Derek, my understanding of current situation is: 1) currently FreeType simply raises an error for "head + CFF" stream without special information. Even if a FreeType client is capable to process such stream, the client has to catch all errors and re-investigate the content of the stream. It is "duplicating" of the font parsing. 2) the option best for the PDF rendering is "dealing with head + CFF stream as simple CFF stream, ignoring head table". 3) another option better than current is "raising special error indicating 'CFF is included, but other essential tables for CFF OpenType are missing' and let the FreeType client decide how deal such special case.

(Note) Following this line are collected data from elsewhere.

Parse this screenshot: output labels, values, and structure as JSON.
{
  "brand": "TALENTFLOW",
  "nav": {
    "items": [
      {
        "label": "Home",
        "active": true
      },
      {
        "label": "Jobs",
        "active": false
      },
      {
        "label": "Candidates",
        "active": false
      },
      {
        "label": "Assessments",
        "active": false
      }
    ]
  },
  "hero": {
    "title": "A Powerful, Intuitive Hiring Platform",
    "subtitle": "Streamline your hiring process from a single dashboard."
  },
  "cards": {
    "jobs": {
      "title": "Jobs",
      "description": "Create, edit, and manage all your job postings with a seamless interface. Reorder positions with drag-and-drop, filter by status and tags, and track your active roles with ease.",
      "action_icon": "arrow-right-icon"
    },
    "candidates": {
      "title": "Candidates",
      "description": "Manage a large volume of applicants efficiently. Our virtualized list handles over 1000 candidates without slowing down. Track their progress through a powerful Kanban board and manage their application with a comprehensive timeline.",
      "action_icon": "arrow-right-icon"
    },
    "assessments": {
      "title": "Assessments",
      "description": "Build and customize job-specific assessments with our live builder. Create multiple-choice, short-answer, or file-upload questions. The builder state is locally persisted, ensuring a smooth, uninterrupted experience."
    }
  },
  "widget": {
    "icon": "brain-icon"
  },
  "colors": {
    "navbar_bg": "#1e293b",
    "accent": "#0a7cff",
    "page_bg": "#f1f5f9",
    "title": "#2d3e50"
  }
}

Is it correct? I would try to make an artificial example by adding "head" table to its internal CFF streams, to investigate how existing PDF viewers handle such. I would ask how such PDF set the font descriptor metadata to "head + CFF" stream in later. I'm quite sorry for that I'm too busy to recover my PDF playground in this month, I hope this issue is not immediate to be resolved within a few days. Regards, mpsuzuki On 2024/06/06 4:40, Adam Twardoch (List) wrote:
My own focus is on PDF files. The PDF spec says that fonts declared as OpenType should be OpenType, and the files I'm looking at violate the spec. (PDF also supports standalone CFF fonts, so it's relatively little extra work for me to pull the CFF blob out of these bogus "OpenType" fonts, and handle it as a CFF font.) Oh yes, you're right there. However, this is a very general problem. Even though OpenType is a Microsoft trademark, Microsoft had done a very poor job in explaining/defining what is and what ISN'T an "OpenType font". Windows had been announcing OpenType fonts with a glyf table but without a DSIG table as "TrueType" for many years, even though TrueType is an Apple trademark. So many end-users for a long time associated CFF-based OpenType with "OpenType". And PDF has its own notion of font format "branding", and then there's a question of how certain apps like Acrobat present these. I lost count of the different variants of fonts that "can exist" in a PDF a log time ago. I guess a Type42 with a variable CFF2 table is also theoretically possible :) Or with just CBDT, without glyf and CFFx. One thing for sure: on "desktop", certain fonts work out they don't, but they need to be kind of "complete". But PDF has this flurry of "partial font resources" which makes it extra-complex. A.